Antizipatorische Organisation

"Wenn wir diese Gesellschaft verneinen wollen, und zwar in einer bestimmten Form verneinen wollen, so dass sich schon die ersten Keimformen anderer Beziehungen in unserer Organisation selbst andeuten, dann bedeutet das, dass jeder einzelne um der Freiheit des anderen willen von seinem einzelnen Egoismus abstrahieren muss, dass er sich selbst Unterdrückung auferlegen muss, wenn er mit der Freiheit des anderen, wie es heißt, will zusammenstimmen können."

Das Kapital muss als unbewusster Praxiszusammenhang der Einzelnen begriffen werden, dessen negative Totalität nur durch die bewusste Vereinigung der Einzelnen positiviert und durch die Integration aller Lebensprozesse in den historischen Verlauf einer bewussten Vergesellschaftung aufgehoben werden kann. Alle Versuche, den Zwang und die Gewalt der gegenwärtigen Organisation des gesellschaftlichen Lebens durch Bekenntnis, Protest oder Kampf abschaffen zu wollen müssen scheitern, solange nicht begriffen ist, was sich in der Gewaltförmigkeit der gesellschaftlichen Umstände ausdrückt, nämlich die naturgesetzliche, blinde Durchsetzung der gesellschaftlichen Interdependenzen und Angewiesenheiten der Einzelnen untereinander, die ihnen unbewusst sind und die sich gegen sie verselbständigt haben.
Der Ausweg aus der Entfremdung der unbewussten Gesellschaft ist folglich die sukkzessive Umkehr aller unbewussten und verdinglichten gesellschaftlichen Beziehungen in einer organisierten antizipatorischen Praxis, die nach ihren jeweiligen historischen Möglichkeiten und Bedingungen die entfremdeten Lebensprozesse reintegriert. Es kann aber in der Organisationsfrage nicht um die Konstruktion einer Automatik in der Aufhebung der Entfremdung gehen, sondern um die Ermöglichung historischer Produktion. Denn in der Ideologie geschichtlicher Eigengesetzlichkeiten oder den kybernetischen Visionen der Konstruktion eines vom Einzelbewusstsein unabhängigen gesellschaftlichen Funktionszusammenhangs kehrt die Entfremdung und die Verdinglichung von Verhältnissen wieder, die es zu überwinden gilt.
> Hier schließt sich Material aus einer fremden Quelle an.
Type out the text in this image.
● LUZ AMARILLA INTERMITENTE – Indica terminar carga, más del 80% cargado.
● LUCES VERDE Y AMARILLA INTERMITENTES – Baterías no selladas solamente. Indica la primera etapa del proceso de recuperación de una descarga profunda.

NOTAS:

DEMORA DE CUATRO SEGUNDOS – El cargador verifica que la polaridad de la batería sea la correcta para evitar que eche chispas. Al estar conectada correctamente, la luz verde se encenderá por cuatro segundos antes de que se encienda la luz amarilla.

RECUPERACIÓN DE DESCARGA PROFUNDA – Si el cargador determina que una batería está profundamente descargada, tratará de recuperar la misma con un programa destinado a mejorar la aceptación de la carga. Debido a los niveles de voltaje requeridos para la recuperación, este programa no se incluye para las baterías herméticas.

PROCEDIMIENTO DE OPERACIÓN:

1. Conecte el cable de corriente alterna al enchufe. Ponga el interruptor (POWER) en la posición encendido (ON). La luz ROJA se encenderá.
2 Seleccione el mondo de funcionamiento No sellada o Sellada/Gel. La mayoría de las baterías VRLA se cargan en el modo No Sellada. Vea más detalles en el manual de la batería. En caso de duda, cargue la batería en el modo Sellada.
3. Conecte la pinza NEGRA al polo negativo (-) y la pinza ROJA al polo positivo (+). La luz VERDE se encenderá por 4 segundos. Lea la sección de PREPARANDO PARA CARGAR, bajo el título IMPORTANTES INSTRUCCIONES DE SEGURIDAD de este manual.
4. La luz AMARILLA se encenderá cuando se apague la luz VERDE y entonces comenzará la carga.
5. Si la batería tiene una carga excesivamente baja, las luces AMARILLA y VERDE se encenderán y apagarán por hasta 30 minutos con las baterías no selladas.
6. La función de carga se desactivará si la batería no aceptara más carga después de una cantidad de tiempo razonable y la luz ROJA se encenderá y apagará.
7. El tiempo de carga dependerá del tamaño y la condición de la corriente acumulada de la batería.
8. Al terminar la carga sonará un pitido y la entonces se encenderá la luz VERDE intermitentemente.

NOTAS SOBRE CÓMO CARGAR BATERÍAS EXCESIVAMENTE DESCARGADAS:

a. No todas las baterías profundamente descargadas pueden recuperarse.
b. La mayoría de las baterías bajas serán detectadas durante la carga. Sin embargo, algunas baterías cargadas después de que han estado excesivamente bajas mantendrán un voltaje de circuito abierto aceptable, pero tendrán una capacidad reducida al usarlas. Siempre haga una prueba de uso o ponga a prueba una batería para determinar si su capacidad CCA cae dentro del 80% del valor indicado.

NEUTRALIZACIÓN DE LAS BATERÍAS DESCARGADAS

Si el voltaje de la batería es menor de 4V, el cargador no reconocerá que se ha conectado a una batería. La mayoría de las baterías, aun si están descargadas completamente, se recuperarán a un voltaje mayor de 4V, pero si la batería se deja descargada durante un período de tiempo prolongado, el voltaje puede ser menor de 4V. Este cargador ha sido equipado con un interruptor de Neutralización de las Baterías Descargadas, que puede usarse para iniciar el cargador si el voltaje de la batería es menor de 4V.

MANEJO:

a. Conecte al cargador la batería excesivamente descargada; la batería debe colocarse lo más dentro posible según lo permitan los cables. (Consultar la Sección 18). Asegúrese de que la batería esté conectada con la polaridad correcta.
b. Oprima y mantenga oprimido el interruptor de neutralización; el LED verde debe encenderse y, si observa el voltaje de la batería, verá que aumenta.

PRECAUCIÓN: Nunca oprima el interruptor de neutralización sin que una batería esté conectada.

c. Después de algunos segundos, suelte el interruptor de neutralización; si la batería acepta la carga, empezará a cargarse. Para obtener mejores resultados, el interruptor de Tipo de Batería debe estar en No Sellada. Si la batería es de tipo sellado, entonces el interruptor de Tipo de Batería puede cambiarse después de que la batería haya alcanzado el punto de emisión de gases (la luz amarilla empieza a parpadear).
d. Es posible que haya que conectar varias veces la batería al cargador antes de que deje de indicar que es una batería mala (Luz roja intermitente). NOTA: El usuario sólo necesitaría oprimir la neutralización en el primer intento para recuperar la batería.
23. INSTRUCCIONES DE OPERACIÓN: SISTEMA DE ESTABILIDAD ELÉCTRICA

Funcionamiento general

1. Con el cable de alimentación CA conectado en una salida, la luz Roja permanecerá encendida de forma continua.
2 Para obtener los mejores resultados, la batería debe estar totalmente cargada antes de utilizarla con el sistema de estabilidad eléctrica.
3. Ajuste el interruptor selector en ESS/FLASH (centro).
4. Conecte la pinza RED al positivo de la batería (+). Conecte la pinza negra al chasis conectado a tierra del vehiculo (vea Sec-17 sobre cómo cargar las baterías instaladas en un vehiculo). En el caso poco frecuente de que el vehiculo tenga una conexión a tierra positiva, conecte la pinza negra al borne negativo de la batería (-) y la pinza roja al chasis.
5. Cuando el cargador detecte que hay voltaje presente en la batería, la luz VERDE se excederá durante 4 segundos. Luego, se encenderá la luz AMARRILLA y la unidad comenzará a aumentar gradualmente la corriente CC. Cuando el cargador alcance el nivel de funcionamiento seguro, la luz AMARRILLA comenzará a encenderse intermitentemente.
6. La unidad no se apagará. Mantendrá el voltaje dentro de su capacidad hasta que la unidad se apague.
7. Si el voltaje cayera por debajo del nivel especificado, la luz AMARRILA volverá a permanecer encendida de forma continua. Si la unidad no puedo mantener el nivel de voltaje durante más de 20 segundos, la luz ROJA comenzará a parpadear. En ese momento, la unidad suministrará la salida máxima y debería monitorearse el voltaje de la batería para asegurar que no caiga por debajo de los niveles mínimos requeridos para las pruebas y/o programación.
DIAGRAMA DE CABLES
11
Zweck und Aufgabe von Theorie

"Die Organisation erst macht die Theorie verbindlich, aus der theoretischen Meinung eine praktische Wahrheit."

Theorie ist nur insofern "wahr", als sie sich in der Wirklichkeit realisiert, gegenständlich-praktische Wahrheit ist. Der Prüfstein theoretischer Wahrheit ist also nicht Plausibilität, das bessere Argument, logisch lückenlose Deduktion oder auch Falsifikation durchs Gegenbeispiel, sondern die objektive Aufhebung in der Wirklichkeit, die sie theoretisch antizipiert. Für eine Theorie gesellschaftlicher Transformation bedeutet das, dass sie sich in den Rahmen einer organisatorischen Praxis zu stellen hat, in dem die zu bewältigenden theoretischen Aufgaben und Problemstellungen aus den konkreten Erfordernissen der Organisationsarbeit aufsteigen und damit alle vergangene und zu leistende Geistesarbeit an eine sachliche Struktur rückgebunden wird, die sie teleologisch ordnet. Solcherart eingebunden in eine Sinnstruktur praktischer Vernunft kann Theorie sich aus einer bloß abstrakten Selbstverortung in einer den konkreten gesellschaftlichen Prozessen entfremdeten Geistesgeschichte lösen und in die Praxis eintreten.